Since enzyme activity itself is a measure only of the amount of the enzyme present and says nothing of the presence of other contaminating proteins, an additional term, specific activity, is also required. Using the traditional unit of enzyme activity, the specific activity is the number of enzyme units per milligram of protein. Alternatively, using the new international unit of enzyme activity, specific activity is quoted as katals per kilogram of protein. The specific activity of the desired enzyme will be low in the original tissue or cell extract and will increase during purification to a maximum when the enzyme is pure. Specific activity is thus a measure of enzyme purity.

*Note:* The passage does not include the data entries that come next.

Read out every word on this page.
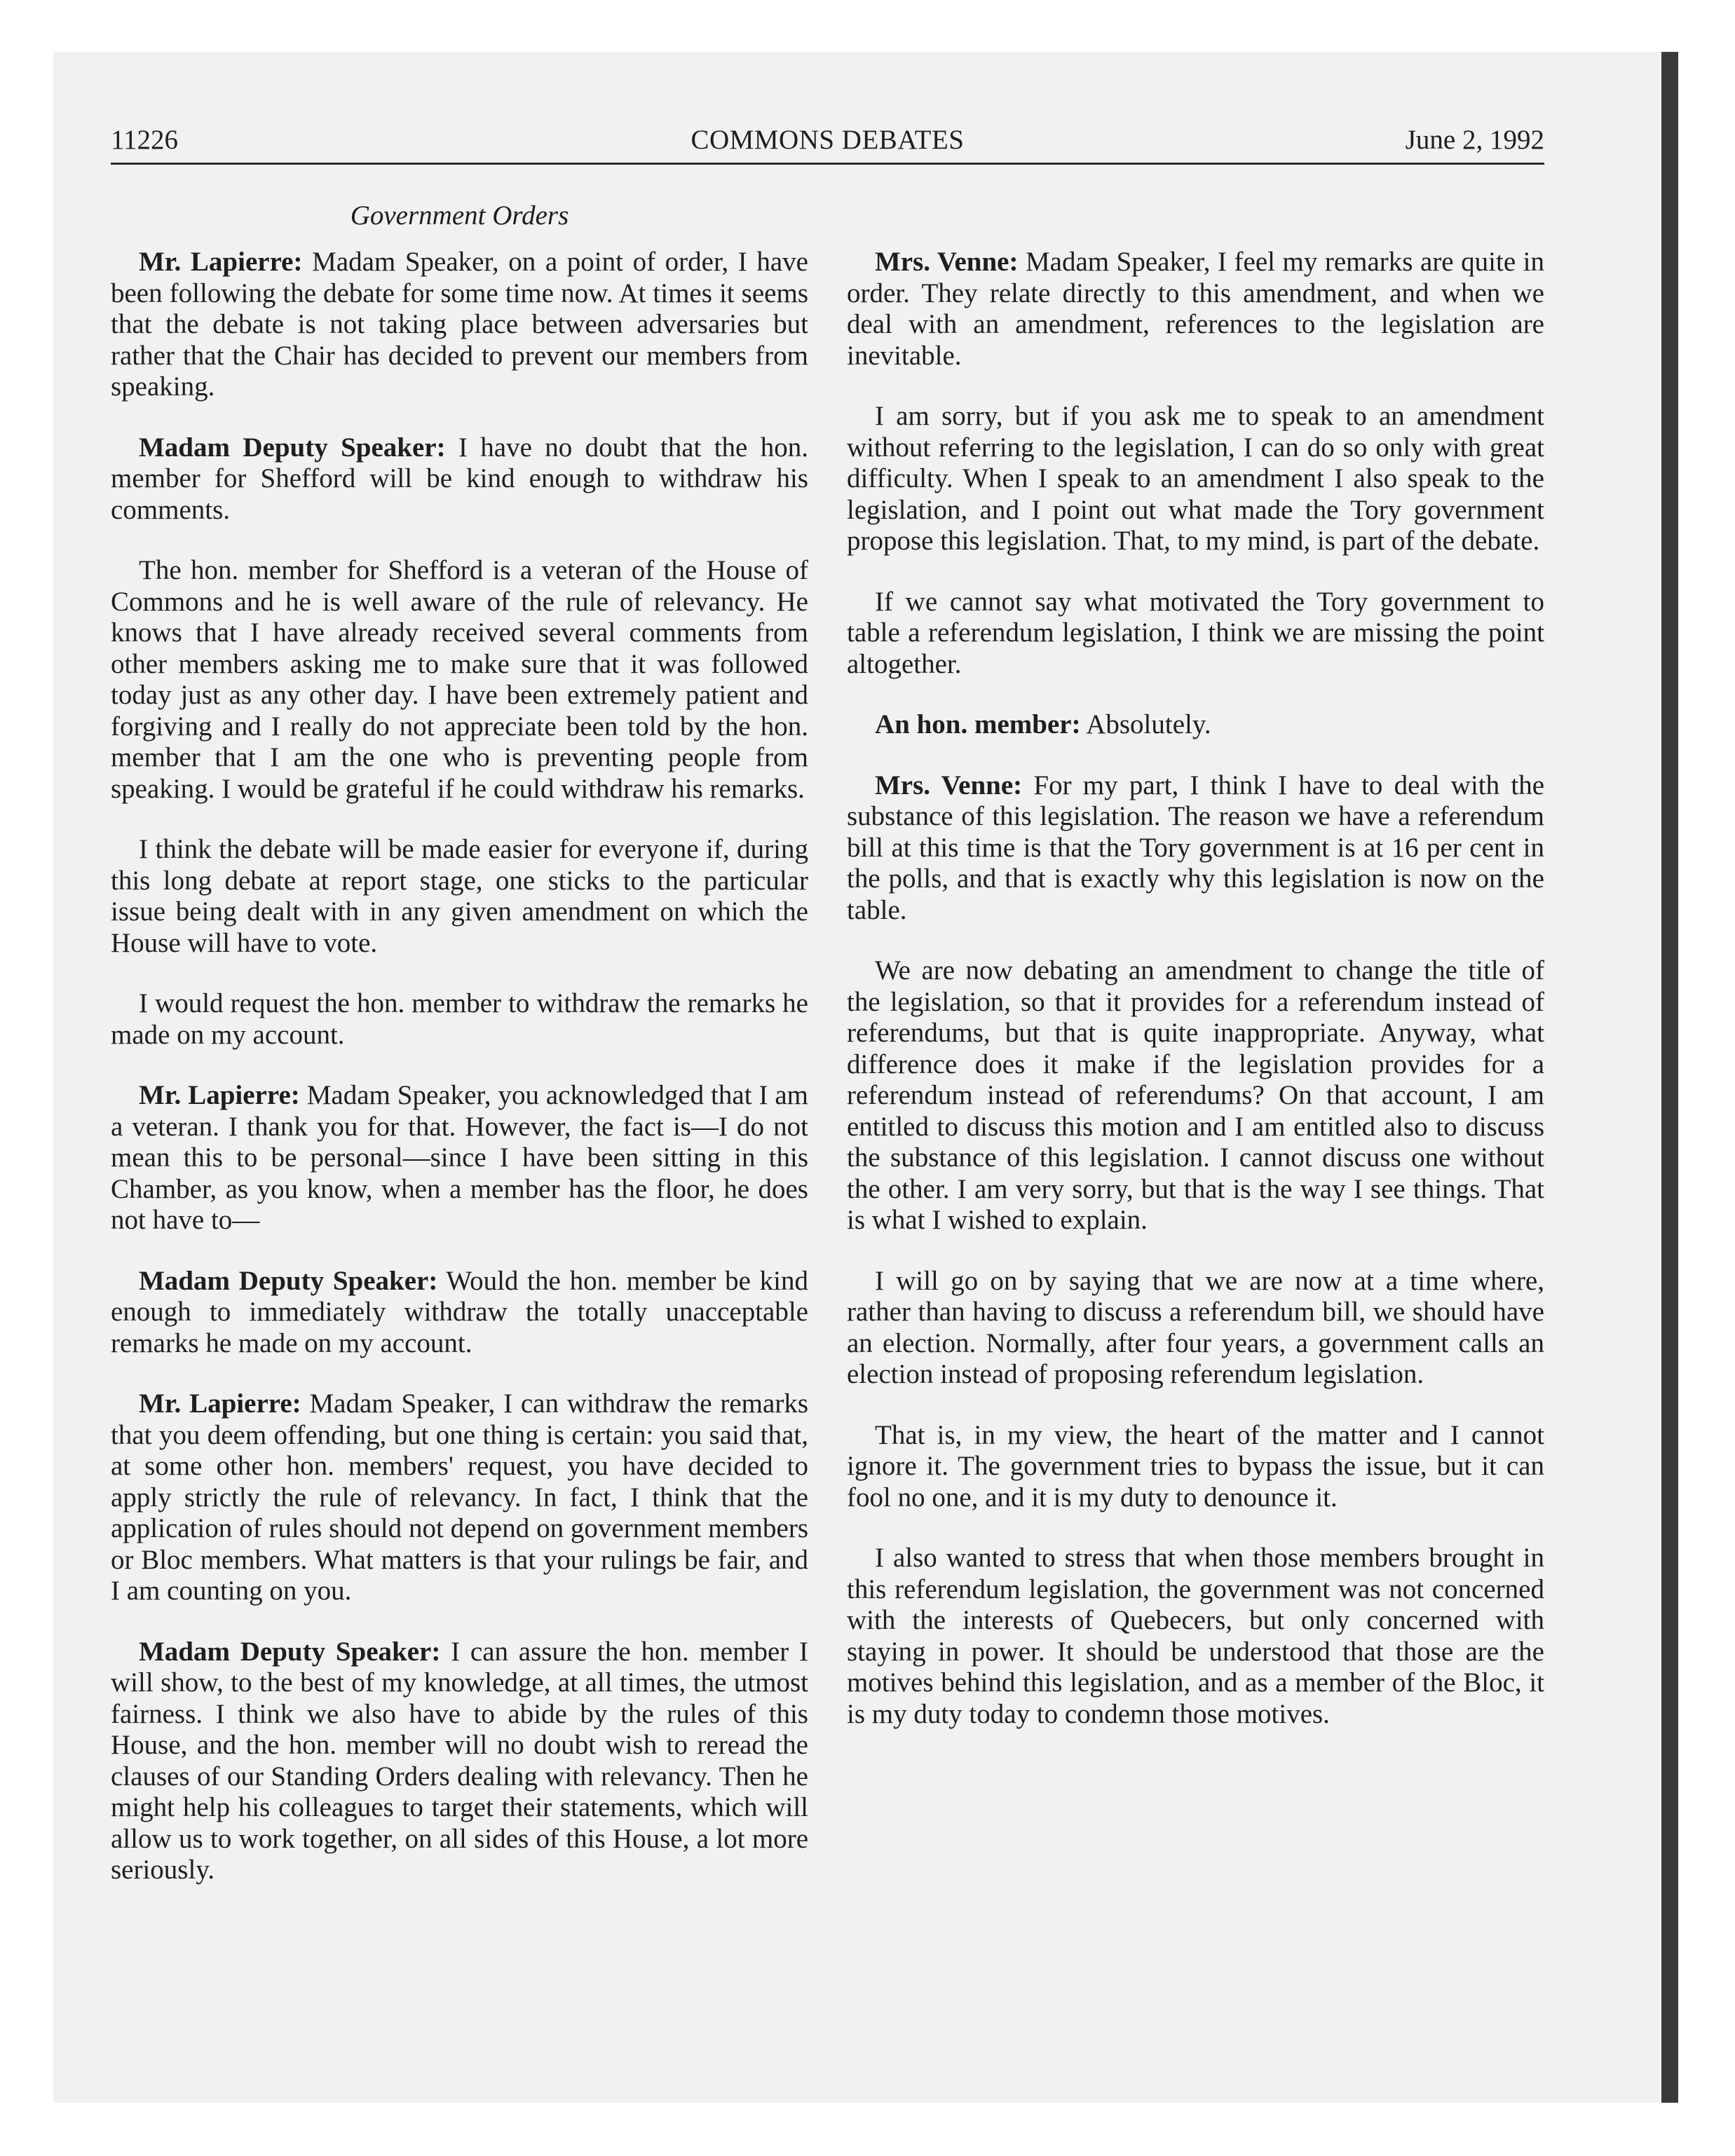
11226	COMMONS DEBATES	June 2, 1992
Government Orders

Mr. Lapierre: Madam Speaker, on a point of order, I have been following the debate for some time now. At times it seems that the debate is not taking place between adversaries but rather that the Chair has decided to prevent our members from speaking.

Madam Deputy Speaker: I have no doubt that the hon. member for Shefford will be kind enough to withdraw his comments.

The hon. member for Shefford is a veteran of the House of Commons and he is well aware of the rule of relevancy. He knows that I have already received several comments from other members asking me to make sure that it was followed today just as any other day. I have been extremely patient and forgiving and I really do not appreciate been told by the hon. member that I am the one who is preventing people from speaking. I would be grateful if he could withdraw his remarks.

I think the debate will be made easier for everyone if, during this long debate at report stage, one sticks to the particular issue being dealt with in any given amendment on which the House will have to vote.

I would request the hon. member to withdraw the remarks he made on my account.

Mr. Lapierre: Madam Speaker, you acknowledged that I am a veteran. I thank you for that. However, the fact is—I do not mean this to be personal—since I have been sitting in this Chamber, as you know, when a member has the floor, he does not have to—

Madam Deputy Speaker: Would the hon. member be kind enough to immediately withdraw the totally unacceptable remarks he made on my account.

Mr. Lapierre: Madam Speaker, I can withdraw the remarks that you deem offending, but one thing is certain: you said that, at some other hon. members' request, you have decided to apply strictly the rule of relevancy. In fact, I think that the application of rules should not depend on government members or Bloc members. What matters is that your rulings be fair, and I am counting on you.

Madam Deputy Speaker: I can assure the hon. member I will show, to the best of my knowledge, at all times, the utmost fairness. I think we also have to abide by the rules of this House, and the hon. member will no doubt wish to reread the clauses of our Standing Orders dealing with relevancy. Then he might help his colleagues to target their statements, which will allow us to work together, on all sides of this House, a lot more seriously.

Mrs. Venne: Madam Speaker, I feel my remarks are quite in order. They relate directly to this amendment, and when we deal with an amendment, references to the legislation are inevitable.

I am sorry, but if you ask me to speak to an amendment without referring to the legislation, I can do so only with great difficulty. When I speak to an amendment I also speak to the legislation, and I point out what made the Tory government propose this legislation. That, to my mind, is part of the debate.

If we cannot say what motivated the Tory government to table a referendum legislation, I think we are missing the point altogether.

An hon. member: Absolutely.

Mrs. Venne: For my part, I think I have to deal with the substance of this legislation. The reason we have a referendum bill at this time is that the Tory government is at 16 per cent in the polls, and that is exactly why this legislation is now on the table.

We are now debating an amendment to change the title of the legislation, so that it provides for a referendum instead of referendums, but that is quite inappropriate. Anyway, what difference does it make if the legislation provides for a referendum instead of referendums? On that account, I am entitled to discuss this motion and I am entitled also to discuss the substance of this legislation. I cannot discuss one without the other. I am very sorry, but that is the way I see things. That is what I wished to explain.

I will go on by saying that we are now at a time where, rather than having to discuss a referendum bill, we should have an election. Normally, after four years, a government calls an election instead of proposing referendum legislation.

That is, in my view, the heart of the matter and I cannot ignore it. The government tries to bypass the issue, but it can fool no one, and it is my duty to denounce it.

I also wanted to stress that when those members brought in this referendum legislation, the government was not concerned with the interests of Quebecers, but only concerned with staying in power. It should be understood that those are the motives behind this legislation, and as a member of the Bloc, it is my duty today to condemn those motives.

In monitoring the effectiveness of an enzyme purification, it is not the absolute value of specific activity which is important since this will depend upon the intrinsic catalytic capabilities of the particular enzyme under study. Rather, the important aspect is how the specific activity changes during the purification. The degree of enrichment of the enzyme achieved in any given step can be calculated as follows:

 

Enrichment  =  

specific activity of fraction
original specific activity

A successful purification step should not only increase the specific activity of the enzyme substantially but the enzyme should also be recovered in good yield. This can be calculated as follows:

 

Yield  =  

units of enzyme after purification step
units of enzyme in the original preparation

x 100%

Note that the yield of enzyme after a particular purification procedure may be low not because the procedure is failing to purify that protein, but because it is causing some inactivation of the enzyme. An additional problem sometimes experienced is that the enzyme may have been active immediately subsequent to the purification step but may lose substantial activity if stored for long periods prior to assay. A lower yield than expected indicates reason for further investigation.

Assessment of purity

At a late stage of protein purification when the protein and enzyme profiles of fractions coincide, one may believe that the enzyme has been purified. Proof that the protein is pure can only really be obtained by protein sequencing. However, considerably simpler analytical procedures can be used to provide a good indication of the degree of purity. The commonest procedure is SDS-PAGE which is both rapid and sensitive and separates polypeptides solely on the basis of size. Alternatively, one can attempt analytical isoelectric focusing which separates proteins by charge differences. Ideally, however, one should test the apparently pure protein by two-dimensional gel electrophoresis which separates proteins by charge in the first dimension (isoelectric focusing) and size in the second dimension (SDS-PAGE). The component polypeptides of a protein mixture are displayed as spots on a rectangular gel slab. Given the very high resolution of this technique, a sample which displays a single polypeptide spot is probably (but not certainly) pure.